Spatially and temporally coordinated processes of cells at molecular to cellular scales

Our approach to engineer cellular environments is based on self-organizing spatial positioning of single signaling molecules attached to synthetic extracellular matrices, which offers the highest spatial resolution with respect to the position of single signaling molecules. This approach allows tuning tissue with respect to its most relevant properties, i.e., viscoelasticity, peptide composition, nanotopography and spatial nanopatterning of signaling molecule. Such materials are defined as ``nano-digital materials'' since they enable the counting of individual signaling molecules, separated by a biologically inert background. Within these materials, the regulation of cellular responses is based on a biologically inert background which does not initiate any cell activation, which is then patterned with specific signaling molecules such as peptide ligands in well defined nanoscopic geometries.
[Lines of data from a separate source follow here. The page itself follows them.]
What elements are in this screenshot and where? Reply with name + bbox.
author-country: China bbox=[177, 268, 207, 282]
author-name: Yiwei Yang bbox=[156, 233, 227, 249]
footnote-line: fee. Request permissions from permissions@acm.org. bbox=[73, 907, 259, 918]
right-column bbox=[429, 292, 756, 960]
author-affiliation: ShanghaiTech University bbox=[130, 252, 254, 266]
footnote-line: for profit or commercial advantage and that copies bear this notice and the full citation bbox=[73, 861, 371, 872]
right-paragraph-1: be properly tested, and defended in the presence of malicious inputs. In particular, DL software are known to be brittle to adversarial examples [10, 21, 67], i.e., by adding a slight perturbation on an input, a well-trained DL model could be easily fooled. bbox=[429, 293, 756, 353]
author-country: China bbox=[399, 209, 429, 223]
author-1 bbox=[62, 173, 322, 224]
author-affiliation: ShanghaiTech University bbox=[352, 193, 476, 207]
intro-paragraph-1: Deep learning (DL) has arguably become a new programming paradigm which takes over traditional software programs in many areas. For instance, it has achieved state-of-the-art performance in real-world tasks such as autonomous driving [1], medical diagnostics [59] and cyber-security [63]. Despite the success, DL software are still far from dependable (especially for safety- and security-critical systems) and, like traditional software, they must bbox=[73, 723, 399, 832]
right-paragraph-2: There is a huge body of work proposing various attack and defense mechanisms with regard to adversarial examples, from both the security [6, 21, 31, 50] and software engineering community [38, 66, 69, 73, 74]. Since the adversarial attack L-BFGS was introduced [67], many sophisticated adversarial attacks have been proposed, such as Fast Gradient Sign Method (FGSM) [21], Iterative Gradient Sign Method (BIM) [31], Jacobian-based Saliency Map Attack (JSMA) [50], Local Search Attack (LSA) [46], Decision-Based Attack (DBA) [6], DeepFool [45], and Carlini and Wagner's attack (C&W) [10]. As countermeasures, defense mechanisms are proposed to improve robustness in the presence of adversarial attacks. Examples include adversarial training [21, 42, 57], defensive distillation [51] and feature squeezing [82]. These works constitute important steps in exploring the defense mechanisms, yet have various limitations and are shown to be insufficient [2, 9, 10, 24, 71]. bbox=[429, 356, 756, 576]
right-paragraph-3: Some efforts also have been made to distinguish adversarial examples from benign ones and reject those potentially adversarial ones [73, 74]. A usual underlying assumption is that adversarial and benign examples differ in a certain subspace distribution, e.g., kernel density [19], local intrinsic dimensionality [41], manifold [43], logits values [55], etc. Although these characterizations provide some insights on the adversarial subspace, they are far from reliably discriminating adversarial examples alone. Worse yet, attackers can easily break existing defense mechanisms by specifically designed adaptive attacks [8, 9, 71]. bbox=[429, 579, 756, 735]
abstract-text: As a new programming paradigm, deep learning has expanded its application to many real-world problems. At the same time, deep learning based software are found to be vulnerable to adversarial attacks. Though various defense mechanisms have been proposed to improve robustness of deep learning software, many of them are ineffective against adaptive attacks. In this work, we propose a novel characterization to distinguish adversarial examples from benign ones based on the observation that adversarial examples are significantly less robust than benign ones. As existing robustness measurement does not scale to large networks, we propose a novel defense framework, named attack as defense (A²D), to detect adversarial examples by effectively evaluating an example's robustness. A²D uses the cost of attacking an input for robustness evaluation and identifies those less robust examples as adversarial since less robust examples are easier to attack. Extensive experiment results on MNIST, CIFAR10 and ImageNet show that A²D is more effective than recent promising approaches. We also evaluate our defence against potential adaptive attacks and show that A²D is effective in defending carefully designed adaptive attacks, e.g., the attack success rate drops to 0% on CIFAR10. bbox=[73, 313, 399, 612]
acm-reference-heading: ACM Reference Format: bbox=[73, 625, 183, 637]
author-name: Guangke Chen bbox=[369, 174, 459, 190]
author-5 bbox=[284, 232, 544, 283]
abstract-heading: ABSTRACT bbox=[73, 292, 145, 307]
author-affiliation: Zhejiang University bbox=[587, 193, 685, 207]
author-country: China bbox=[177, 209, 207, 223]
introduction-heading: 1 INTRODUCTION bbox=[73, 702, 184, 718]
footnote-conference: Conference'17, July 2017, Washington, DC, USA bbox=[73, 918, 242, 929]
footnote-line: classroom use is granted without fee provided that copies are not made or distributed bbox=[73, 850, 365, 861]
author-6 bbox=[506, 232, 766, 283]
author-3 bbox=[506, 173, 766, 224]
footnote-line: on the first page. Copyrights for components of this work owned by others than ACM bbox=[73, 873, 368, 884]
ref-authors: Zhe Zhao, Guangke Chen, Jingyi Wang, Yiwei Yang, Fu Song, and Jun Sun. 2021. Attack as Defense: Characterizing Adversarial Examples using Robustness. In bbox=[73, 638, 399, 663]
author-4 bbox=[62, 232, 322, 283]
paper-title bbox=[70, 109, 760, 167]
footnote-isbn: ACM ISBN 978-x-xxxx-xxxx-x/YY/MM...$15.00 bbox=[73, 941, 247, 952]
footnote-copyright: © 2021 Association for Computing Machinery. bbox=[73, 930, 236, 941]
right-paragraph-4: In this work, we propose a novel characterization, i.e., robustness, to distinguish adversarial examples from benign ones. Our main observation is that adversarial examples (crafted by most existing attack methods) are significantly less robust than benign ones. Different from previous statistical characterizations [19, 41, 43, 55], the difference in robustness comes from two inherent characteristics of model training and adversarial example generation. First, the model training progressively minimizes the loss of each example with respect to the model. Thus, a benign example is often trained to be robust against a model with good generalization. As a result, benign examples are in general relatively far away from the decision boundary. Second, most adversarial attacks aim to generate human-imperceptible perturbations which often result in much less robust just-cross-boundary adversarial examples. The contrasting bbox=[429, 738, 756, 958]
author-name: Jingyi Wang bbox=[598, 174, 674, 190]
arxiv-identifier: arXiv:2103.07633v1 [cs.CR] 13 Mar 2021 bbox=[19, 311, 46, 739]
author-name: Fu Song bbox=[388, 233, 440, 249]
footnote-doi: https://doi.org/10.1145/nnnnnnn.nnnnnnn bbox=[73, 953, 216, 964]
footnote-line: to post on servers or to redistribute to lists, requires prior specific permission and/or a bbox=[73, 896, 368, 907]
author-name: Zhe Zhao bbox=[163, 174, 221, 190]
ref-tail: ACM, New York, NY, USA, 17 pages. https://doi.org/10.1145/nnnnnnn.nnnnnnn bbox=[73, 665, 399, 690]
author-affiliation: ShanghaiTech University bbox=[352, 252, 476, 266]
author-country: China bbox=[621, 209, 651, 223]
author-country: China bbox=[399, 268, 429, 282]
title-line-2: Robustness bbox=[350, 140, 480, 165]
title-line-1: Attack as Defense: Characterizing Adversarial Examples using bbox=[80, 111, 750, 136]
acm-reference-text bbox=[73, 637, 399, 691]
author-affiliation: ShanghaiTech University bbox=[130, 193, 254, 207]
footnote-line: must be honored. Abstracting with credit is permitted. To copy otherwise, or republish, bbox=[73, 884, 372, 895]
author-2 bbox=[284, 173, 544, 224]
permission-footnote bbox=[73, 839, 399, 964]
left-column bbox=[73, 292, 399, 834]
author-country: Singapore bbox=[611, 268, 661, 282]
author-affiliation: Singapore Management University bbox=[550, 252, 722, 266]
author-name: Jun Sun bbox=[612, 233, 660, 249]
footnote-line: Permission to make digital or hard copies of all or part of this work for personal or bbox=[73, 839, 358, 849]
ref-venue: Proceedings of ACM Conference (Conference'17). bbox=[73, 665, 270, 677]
This approach is very powerful, since it enables the testing of cellular responses to individual, specific signaling molecules and their spatial ordering. We found that integrin cluster have a functional packing density which is defined by an integrin-integrin spacing of approximately 68 nanometers. We have also developed methods which allows the light initiated activation of adhesion processes by switching the chemical composition of the extracellular matrix. This enabled us to identify the frequency of leader cell formation in collective cell migration as a matter of initial cell cluster pattern size and geometry. Moreover, ``nano-digital supports'' such as those described herein are clearly capable of involvement in such dynamic cellular processes as protein ordering at the cell's periphery which in turn leads to programming cell responses.